We are very pleased that President Obama called for a new national initiative in cancer research, to be led by Vice President Joe Biden. At the World Economic Forum in Davos, Switzerland, last week, Mr. Biden said he’s looking for “quantum leaps” in our understanding of cancer and how to treat it. With a focused, concentrated national commitment to collaborative and patient-oriented research, we can change cancer as we know it.
We have worked together for the past eight years, as a scientist and as an advocate, in the initiative called Stand Up To Cancer (SU2C). More than 100 top cancer scientists are meeting this week at an SU2C Scientific Summit organized by our scientific partner, the American Association for Cancer Research. These include members of SU2C-funded “Dream Teams” and recipients of individual research grants, all devoted to solving key problems in cancer research, as well as patient advocates who bring the perspectives of those affected by cancer to the scientists’ work. They will report their latest findings and discuss them with their fellow scientists – a perfect example of the information-sharing that Mr. Biden has correctly described as critical to progress.
We can identify with the Vice President’s call to break down the silos that often impede scientific research, because that is exactly what we do through SU2C. Collaboration among scientists – across institutional lines and even disciplinary boundaries – is a key part of the SU2C program. So is access to information, another major objective set by Vice President Biden. Mr. Biden has spoken of the importance of collaboration. We agree – collaboration is critical.
We know this approach works. Since its inception in 2008, SU2C and its foundation partners have launched 18 “Dream Teams,” each consisting of both clinical and discovery researchers from at least six different institutes, comprising more than 1,100 scientists at 131 major institutions across the United States and in Canada, the United Kingdom, the Netherlands, and other countries as well. They have been involved in more than 160 planned, launched, or completed clinical trials, primarily with drugs or agents donated by private companies, in which more than 7,500 patients have participated. SU2C’s funds come from major donors and the public alike.

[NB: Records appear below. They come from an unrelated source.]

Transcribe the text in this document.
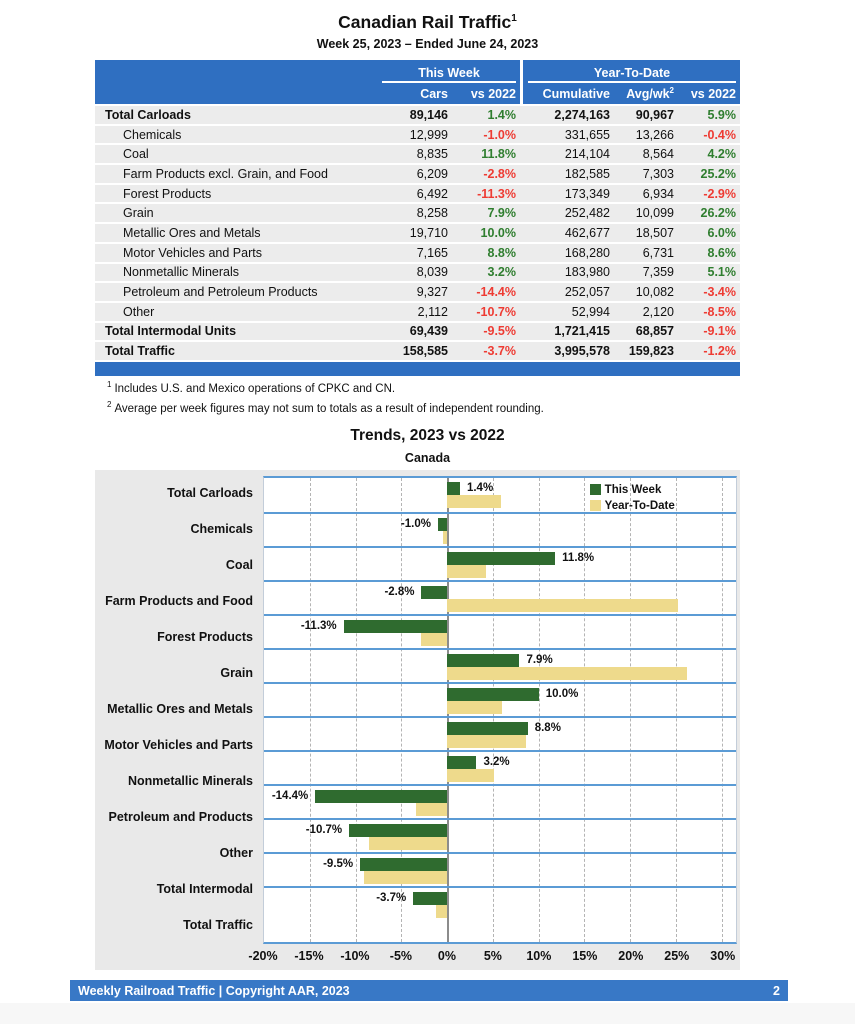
Canadian Rail Traffic$^1$
Week 25, 2023 – Ended June 24, 2023
This Week	Year-To-Date
Cars	vs 2022	Cumulative	Avg/$wk^2$	vs 2022
Total Carloads	89,146	1.4%	2,274,163	90,967	5.9%
Chemicals	12,999	-1.0%	331,655	13,266	-0.4%
Coal	8,835	11.8%	214,104	8,564	4.2%
Farm Products excl. Grain, and Food	6,209	-2.8%	182,585	7,303	25.2%
Forest Products	6,492	-11.3%	173,349	6,934	-2.9%
Grain	8,258	7.9%	252,482	10,099	26.2%
Metallic Ores and Metals	19,710	10.0%	462,677	18,507	6.0%
Motor Vehicles and Parts	7,165	8.8%	168,280	6,731	8.6%
Nonmetallic Minerals	8,039	3.2%	183,980	7,359	5.1%
Petroleum and Petroleum Products	9,327	-14.4%	252,057	10,082	-3.4%
Other	2,112	-10.7%	52,994	2,120	-8.5%
Total Intermodal Units	69,439	-9.5%	1,721,415	68,857	-9.1%
Total Traffic	158,585	-3.7%	3,995,578	159,823	-1.2%
$^1$ Includes U.S. and Mexico operations of CPKC and CN.
$^2$ Average per week figures may not sum to totals as a result of independent rounding.
Trends, 2023 vs 2022
Canada
Total Carloads
Chemicals
Coal
Farm Products and Food
Forest Products
Grain
Metallic Ores and Metals
Motor Vehicles and Parts
Nonmetallic Minerals
Petroleum and Products
Other
Total Intermodal
Total Traffic
This Week
Year-To-Date
1.4%
-1.0%
11.8%
-2.8%
-11.3%
7.9%
10.0%
8.8%
3.2%
-14.4%
-10.7%
-9.5%
-3.7%
-20% -15% -10% -5% 0% 5% 10% 15% 20% 25% 30%
Weekly Railroad Traffic | Copyright AAR, 2023	2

The program is guided by a blue-ribbon Scientific Advisory Committee of world-renowned physician-scientists and researchers. The focus is on “translational” research but with the important requirement that discovery research is part of the team’s work. This rapidly moves new insights about potential treatments out of the laboratory and to the patient bedside in a few short years. That’s an ambitious goal, but SU2C is fulfilling that promise.
The most important thing about collaboration is that it unquestionably saves lives.
The life of Nik Demoreas, for example. Nik is a Florida boy who developed leukemia. In 90 percent of such cases, chemotherapy brings about lasting remission. In his case, it failed, and there seemed to be little hope. But Nik entered a clinical trial funded in part by Stand Up To Cancer and the St. Baldrick’s Foundation, testing a T-cell therapy that uses the body’s own immune system to attack the cancer. It worked. Nik is fine today, and the scientists at several institutions who worked together to develop T cell therapy are continuing to refine it. The outlook for relapsed leukemia has profoundly changed.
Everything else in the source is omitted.